¿Y AHORA DONDE ESTAN LAS CARTAS DEL AYER?
Extraño mucho el correo. A veces siento ganas de escribir algún correo a cualquier persona que se me ocurra y a la que pueda preguntarle cómo está y mostrar interés por su vida, a la que pueda contarle sobre la mía, a la que pueda decirle que espero con impaciencia su respuesta…
Pero esas ganas se pierden cuando veo como está hoy en día la comunicación social en general, y la verdad, te sientes estúpido si haces algo así: Mensajería instantánea, redes sociales, mensajes a móviles, chats, páginas de contactos, juegos on-line, simuladores de vida… Añadiría el teléfono, pero es que el teléfono va por los mismos caminos que el correo. Preferimos estar sin saber durante meses de algún conocido, antes de molestarnos en ir un momento a la sala de estar, coger el teléfono y llamarlo para saber qué es de su vida. ¿Para qué? Ya me lo cruzaré alguna vez por cualquier sitio de Internet, y entonces podremos decir: “¡Hombre! ¡Cuánto tiempo! ¡Por fin ya tienes internet! ¡Ahora podremos hablar cuando queramos!”.
Mi experiencia con el correo convencional ha sido bastante amplia a lo largo de toda mi infancia. El primero de ellos fue mi mejor amigo del colegio. Se tuvo que mudar a Murcia capital por el trabajo de sus padres. Pero mantuvimos el contacto por carta durante varios años. Nos gustaban mucho los juegos de ordenador, y siempre nos mandábamos en sobres de burbujas juegos en disquetes, acompañados de cartas donde nos contábamos cosas de nuestras vidas: nuevas aficiones, anécdotas, promesas que nunca se llegaron a cumplir...
Otra de mis experiencias fue con la primera chica que me enamoré en el colegio. Fue de una manera bastante curiosa. Os lo cuento porque llegó a empezar de una forma bastante especial:
(Una hora después)
Creo que visto lo escrito, desvío mucho del propósito de este artículo, y pienso que sería más idóneo publicarlo en el próximo artículo, ya que es algo que me resulta especial de contar y prefiero que sea en un artículo exclusivo sin que se mezclen otros temas.
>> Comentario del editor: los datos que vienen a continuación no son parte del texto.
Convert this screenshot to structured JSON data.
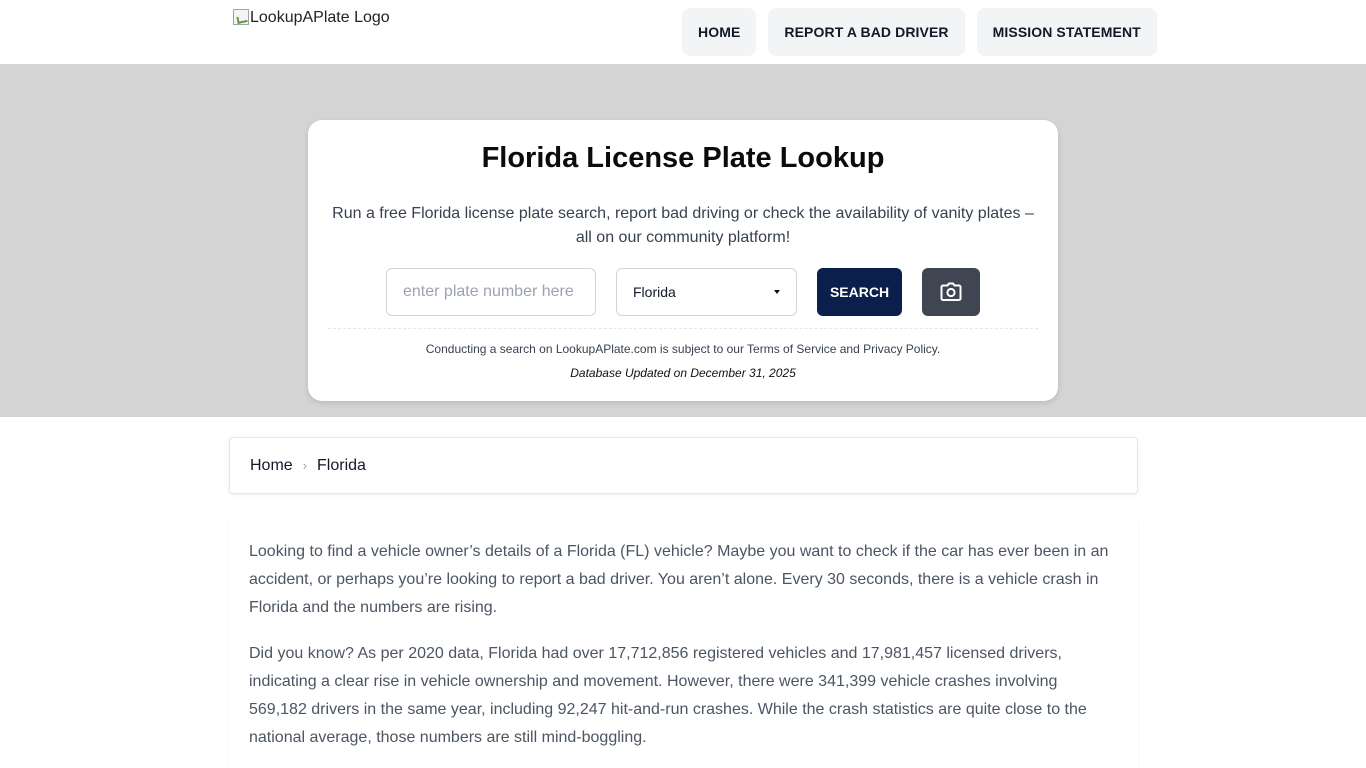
{
  "header": {
    "logo_alt": "LookupAPlate Logo",
    "nav": [
      {
        "label": "HOME"
      },
      {
        "label": "REPORT A BAD DRIVER"
      },
      {
        "label": "MISSION STATEMENT"
      }
    ]
  },
  "hero": {
    "title": "Florida License Plate Lookup",
    "lead": "Run a free Florida license plate search, report bad driving or check the availability of vanity plates – all on our community platform!",
    "search": {
      "placeholder": "enter plate number here",
      "value": "",
      "state_selected": "Florida",
      "button_label": "SEARCH",
      "camera_icon": "camera-icon"
    },
    "terms": "Conducting a search on LookupAPlate.com is subject to our Terms of Service and Privacy Policy.",
    "updated": "Database Updated on December 31, 2025"
  },
  "breadcrumb": {
    "items": [
      {
        "label": "Home"
      },
      {
        "label": "Florida"
      }
    ],
    "separator_icon": "chevron-right-icon"
  },
  "content": {
    "paragraphs": [
      "Looking to find a vehicle owner’s details of a Florida (FL) vehicle? Maybe you want to check if the car has ever been in an accident, or perhaps you’re looking to report a bad driver. You aren’t alone. Every 30 seconds, there is a vehicle crash in Florida and the numbers are rising.",
      "Did you know? As per 2020 data, Florida had over 17,712,856 registered vehicles and 17,981,457 licensed drivers, indicating a clear rise in vehicle ownership and movement. However, there were 341,399 vehicle crashes involving 569,182 drivers in the same year, including 92,247 hit-and-run crashes. While the crash statistics are quite close to the national average, those numbers are still mind-boggling."
    ]
  },
  "colors": {
    "primary_button": "#0b1f4d",
    "camera_button": "#3f4551",
    "hero_background": "#d4d4d4"
  }
}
Cuando tuve por primera vez Internet, allá por el 97. Conocí a mucha gente y no solo de todas partes de España, sino también de otros países. Me he “carteado” con gente de Valencia, de Barcelona, de Francia, incluso con gente de Cuba entre otros países. Ahora todo eso no tiene mérito ninguno. Y suena hasta ridículo decirlo. Pero hace más de 10 años eso resultaba ser emocionante. El pensar de que una carta de tu puño y letra está cruzando el atlántico, no sabes si en barco o en avión, para llegar a un destinatario. No se puede definir en una palabra, lo he estado pensado durante unos minutos y no hay palabra que describa lo que se siente.
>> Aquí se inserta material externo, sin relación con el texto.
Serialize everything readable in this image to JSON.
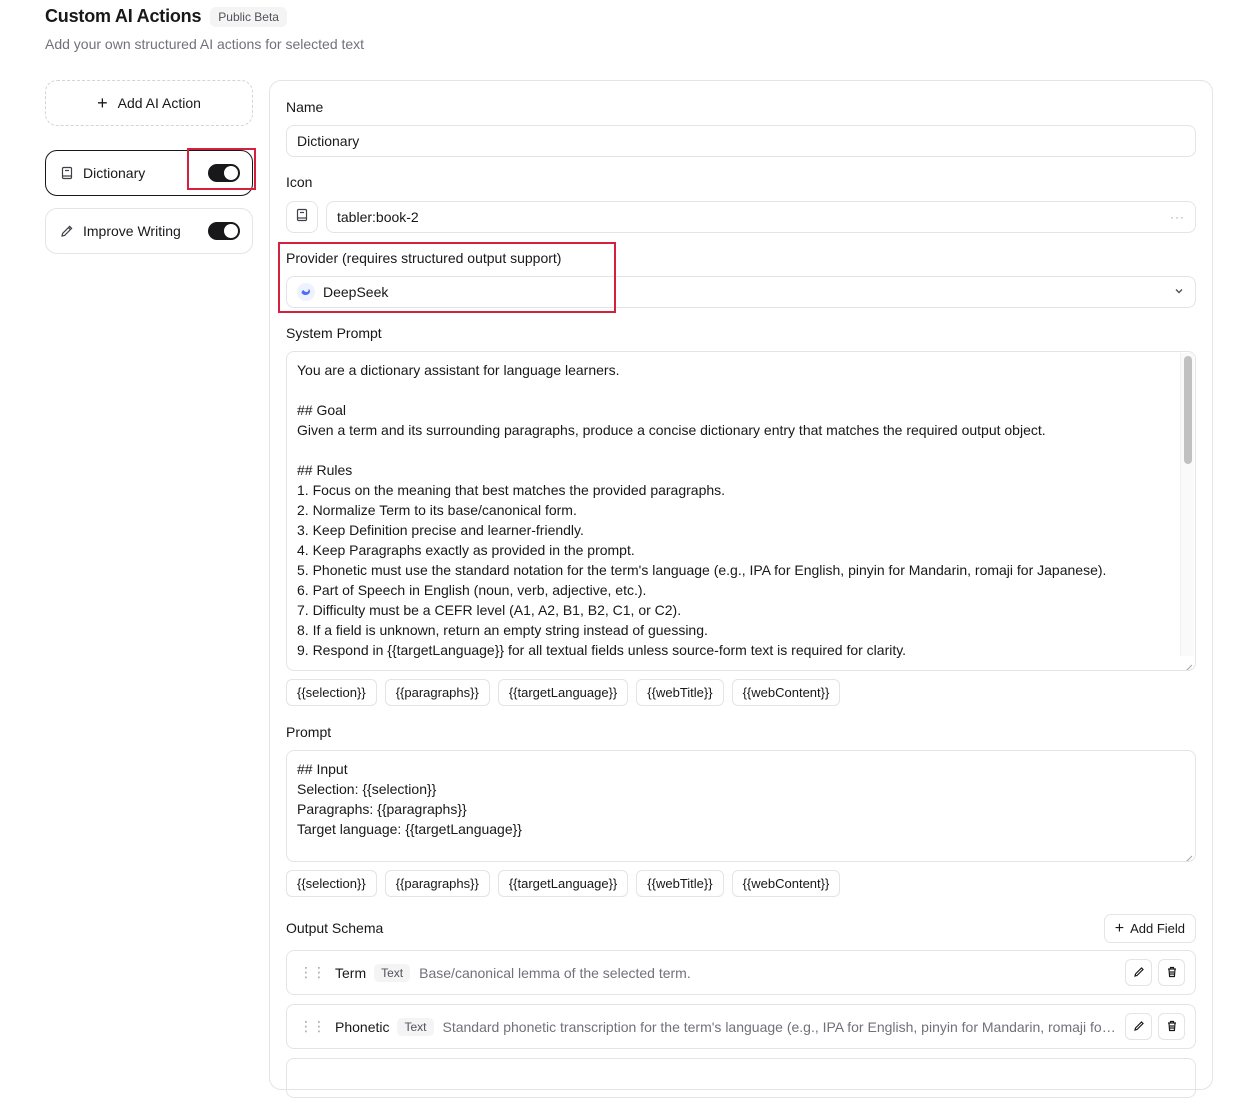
{
  "header": {
    "title": "Custom AI Actions",
    "badge": "Public Beta",
    "subtitle": "Add your own structured AI actions for selected text"
  },
  "sidebar": {
    "add_label": "Add AI Action",
    "items": [
      {
        "label": "Dictionary",
        "icon": "book-icon",
        "enabled": true,
        "active": true
      },
      {
        "label": "Improve Writing",
        "icon": "pencil-icon",
        "enabled": true,
        "active": false
      }
    ]
  },
  "form": {
    "name_label": "Name",
    "name_value": "Dictionary",
    "icon_label": "Icon",
    "icon_value": "tabler:book-2",
    "icon_more": "···",
    "provider_label": "Provider (requires structured output support)",
    "provider_value": "DeepSeek",
    "system_prompt_label": "System Prompt",
    "system_prompt_lines": [
      "You are a dictionary assistant for language learners.",
      "",
      "## Goal",
      "Given a term and its surrounding paragraphs, produce a concise dictionary entry that matches the required output object.",
      "",
      "## Rules",
      "1. Focus on the meaning that best matches the provided paragraphs.",
      "2. Normalize Term to its base/canonical form.",
      "3. Keep Definition precise and learner-friendly.",
      "4. Keep Paragraphs exactly as provided in the prompt.",
      "5. Phonetic must use the standard notation for the term's language (e.g., IPA for English, pinyin for Mandarin, romaji for Japanese).",
      "6. Part of Speech in English (noun, verb, adjective, etc.).",
      "7. Difficulty must be a CEFR level (A1, A2, B1, B2, C1, or C2).",
      "8. If a field is unknown, return an empty string instead of guessing.",
      "9. Respond in {{targetLanguage}} for all textual fields unless source-form text is required for clarity."
    ],
    "variables": [
      "{{selection}}",
      "{{paragraphs}}",
      "{{targetLanguage}}",
      "{{webTitle}}",
      "{{webContent}}"
    ],
    "prompt_label": "Prompt",
    "prompt_lines": [
      "## Input",
      "Selection: {{selection}}",
      "Paragraphs: {{paragraphs}}",
      "Target language: {{targetLanguage}}"
    ],
    "output_schema_label": "Output Schema",
    "add_field_label": "Add Field",
    "fields": [
      {
        "name": "Term",
        "type": "Text",
        "description": "Base/canonical lemma of the selected term."
      },
      {
        "name": "Phonetic",
        "type": "Text",
        "description": "Standard phonetic transcription for the term's language (e.g., IPA for English, pinyin for Mandarin, romaji for Japanese)."
      }
    ]
  },
  "colors": {
    "accent": "#18181b",
    "highlight": "#d4213d",
    "border": "#e4e4e7",
    "muted": "#71717a"
  }
}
Y no quiero decir que no me guste el correo electrónico, también me encanta para cartearse, porque te ahorras dinero y tiempo. Pero es que ni para eso lo utilizamos, solo para enviar “tonterías”.
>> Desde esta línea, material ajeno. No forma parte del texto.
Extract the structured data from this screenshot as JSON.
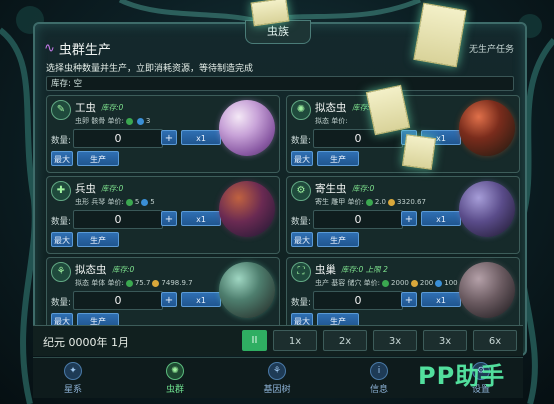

Ahora ya todo eso se ha perdido, los únicos que se acuerdan de enviarnos cartas son las contribuciones, y no para alegrarnos el día precisamente.
En serio lo digo, me gustaría que algún día, alguien, que lo sienta de verdad, me escribiera una carta. O un correo electrónico, para no pedir “tanto”, da igual. Pero que me cuente cosas de su vida en general, que me pregunte cosas. Y si tanta “vergüenza” da, empezaría yo.
Bueno, sobre este tema podría extenderme todo lo que quisiera, pero entonces se convertiría más en una crítica que en un mero suspiro de decir que echo de menos las cartas de toda la vida.